No one’s taken this title yet, right?
So what I want to do this week is (um) talk about Infinite Jest for a little bit – maybe take a bit of a break from (double um) talking about myself.
And as we’re getting to the really pointy end of the book now (I’m afraid it’s going to hurt a lot of you, for very different reasons) I want to make a point that’s (probably) gone unsaid (mostly) by most of us “guides”, but which nonetheless has been right there in most of our posts.
It’s that Infinite Jest rewards re-reading. Big time. Just this week I’ve come across three cherry-ringers I’ve never noticed before that I want to share with you now in case, like me, it’s taken you several reads to notice them.
We finally get to endnote 304.
Throughout at least five or six hundred pages Wallace has been trying to get us to skip ahead to the three-hundred-and-fourth endnote, promising juicy details about the wheelchair assassins and some kind of train cult.
When we finally get there, the information is presented as a quasi-academic paper framed by Jim Struck trying to plagiarise it, but what’s interesting is that the paper is by one G. Day – a character who’s familiar to us and is, right at the moment we’re taken to Struck, sharing a room with (none other than) Remy Marathe – an AFR and former train-cultist himself.
Steeply really is grotesque – in one of the ways it really matters
Remember Helen Steeply’s only putative published article for Moment magazine? Back on page 142, about the woman who’s handbag-receptacled Jarvik IX Exterior Artificial Heart was stolen? That contained all these advertorialish quotes and descriptions like “the extraordinary prosthesis”, “extroardinary heart in her purse,” and “That the prosthetic crime victim gave chase for over four blocks before collapsing onto her empty chest is testimony to the impressive capacity of the Jarvik IX replacement procedure” that made you question why the article so glowingly commended the medically miraculous exterior heart?

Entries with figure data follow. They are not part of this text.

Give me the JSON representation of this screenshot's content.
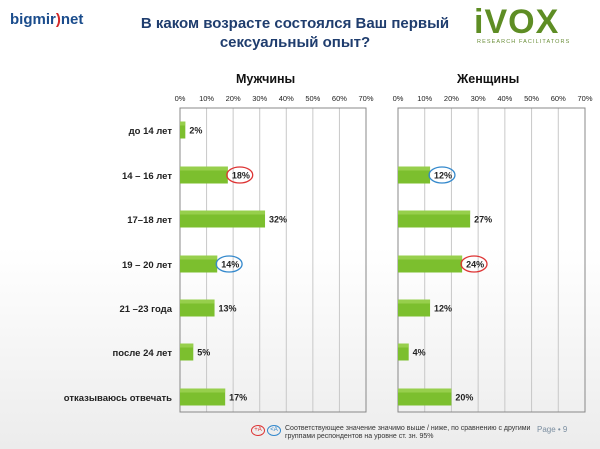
{
  "header": {
    "logo_left_1": "bigmir",
    "logo_left_2": ")",
    "logo_left_3": "net",
    "title": "В каком возрасте состоялся Ваш первый сексуальный опыт?",
    "logo_right_big": "iVOX",
    "logo_right_small": "RESEARCH FACILITATORS"
  },
  "legend": {
    "up_marker": "+A",
    "down_marker": "<A",
    "text": "Соответствующее значение значимо выше / ниже, по сравнению с другими группами респондентов на уровне ст. зн. 95%"
  },
  "footer": {
    "page": "Page • 9"
  },
  "colors": {
    "bar_green": "#7cbf2e",
    "grid_border": "#888888",
    "up_circle": "#dd3333",
    "down_circle": "#3388cc"
  },
  "chart_data": [
    {
      "type": "bar",
      "orientation": "horizontal",
      "title": "Мужчины",
      "categories": [
        "до 14 лет",
        "14 – 16 лет",
        "17–18 лет",
        "19 – 20 лет",
        "21 –23 года",
        "после 24 лет",
        "отказываюсь отвечать"
      ],
      "values": [
        2,
        18,
        32,
        14,
        13,
        5,
        17
      ],
      "value_labels": [
        "2%",
        "18%",
        "32%",
        "14%",
        "13%",
        "5%",
        "17%"
      ],
      "markers": [
        "",
        "up",
        "",
        "down",
        "",
        "",
        ""
      ],
      "xticks": [
        "0%",
        "10%",
        "20%",
        "30%",
        "40%",
        "50%",
        "60%",
        "70%"
      ],
      "xlim": [
        0,
        70
      ],
      "grid": true
    },
    {
      "type": "bar",
      "orientation": "horizontal",
      "title": "Женщины",
      "categories": [
        "до 14 лет",
        "14 – 16 лет",
        "17–18 лет",
        "19 – 20 лет",
        "21 –23 года",
        "после 24 лет",
        "отказываюсь отвечать"
      ],
      "values": [
        0,
        12,
        27,
        24,
        12,
        4,
        20
      ],
      "value_labels": [
        "",
        "12%",
        "27%",
        "24%",
        "12%",
        "4%",
        "20%"
      ],
      "markers": [
        "",
        "down",
        "",
        "up",
        "",
        "",
        ""
      ],
      "xticks": [
        "0%",
        "10%",
        "20%",
        "30%",
        "40%",
        "50%",
        "60%",
        "70%"
      ],
      "xlim": [
        0,
        70
      ],
      "grid": true
    }
  ]
}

It’s much, much later when Marathe is drunkenly exposition-ing to Kate Gompert that we learn that he is Steeply’s Moment‘s article’s intended audience:
‘I have been knowing since the wedding night her death was coming. Her restenosis of the heart, it is irreversible. Now my Gertraude, she has been in a comatose and vegetating state for almost one year. This coma has no exit, it is said. The advanced Jaarvik IX Exterior Artificial Heart is said by the public-aid cardiologists of Switzerland to be her chance for life.
Yeah, you probably should take what Molly Notkin says in a fairly high-sodium way.

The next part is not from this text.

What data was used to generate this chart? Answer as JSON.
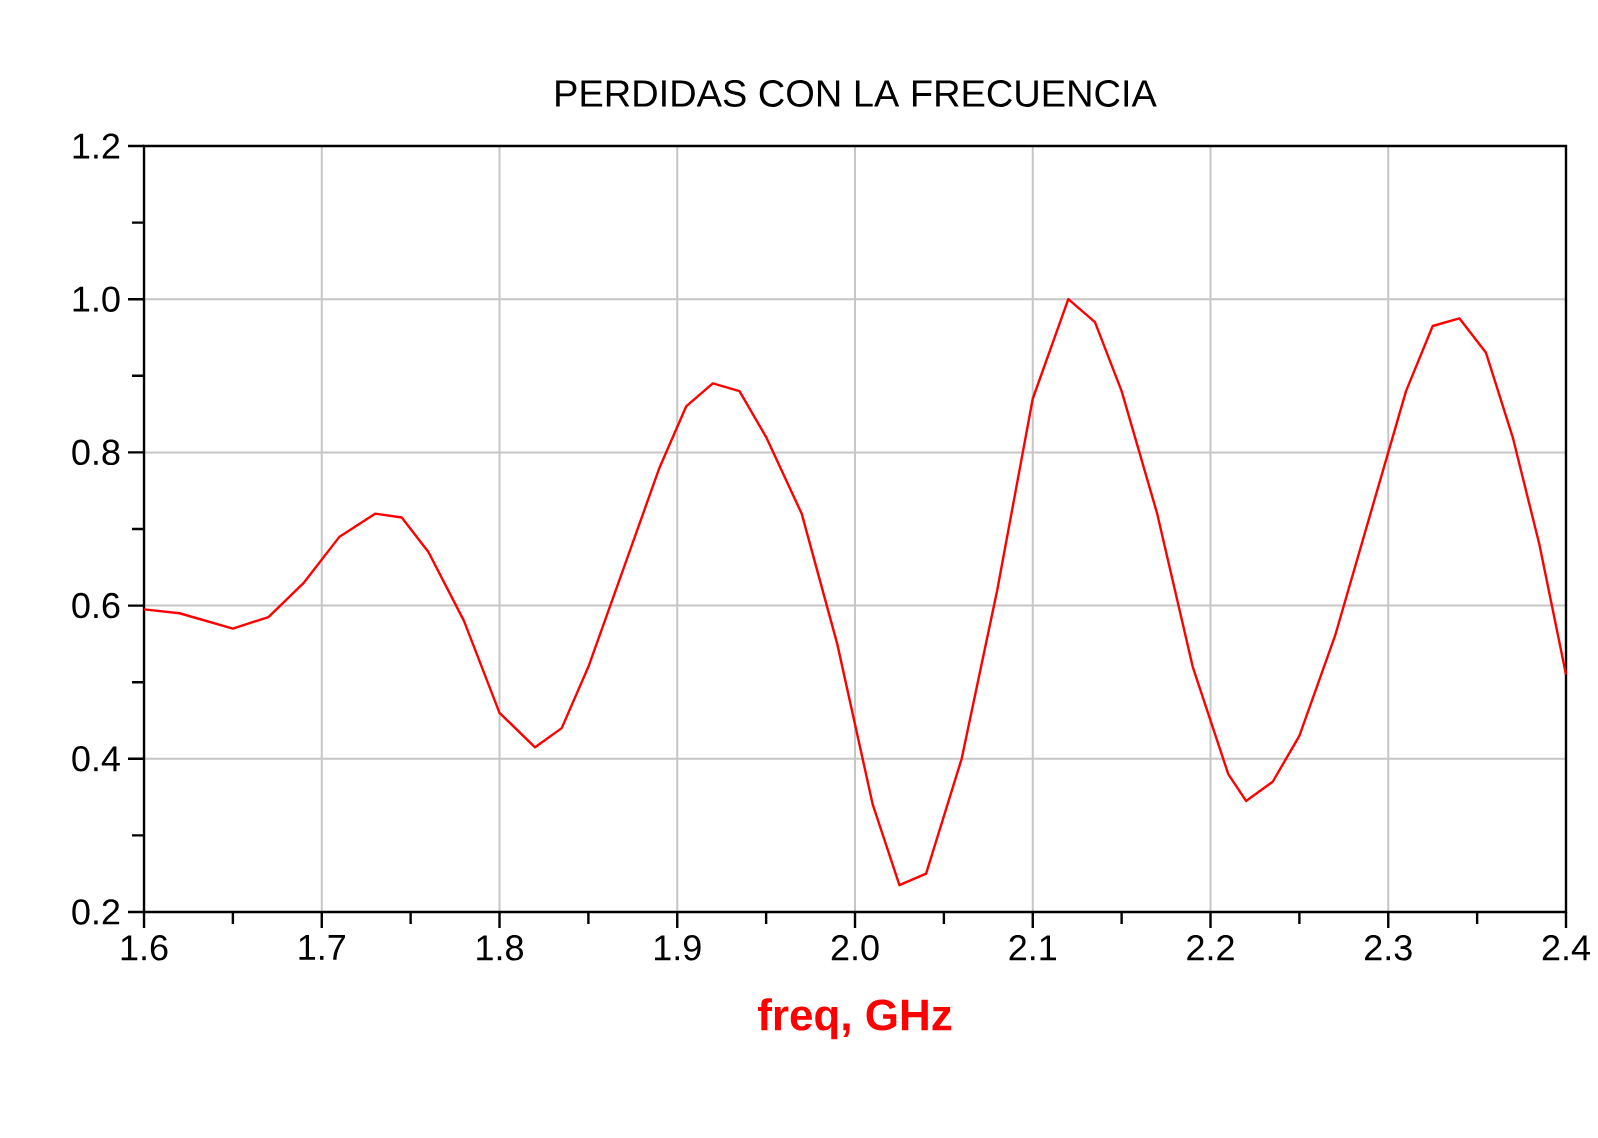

Notkin claims Joelle van Dyne’s (known, I believe, to the U.S.O.U.S. interrogators as only Madame Psychosis) is Lucille Duquette.
But we’ve seen the name Duquette before: in the James O. Incandenza filmography. And as a film-slash-film-cartridge scholar, it’s likely that Notkin knows Duquette (first initial: E) and has knowingly given the interrogators a false name.
Someone please correct me if I’m wrong, but is this Duquette the priapismically guilt-ridden Pabst scholar?
Better question: what have you discovered this week?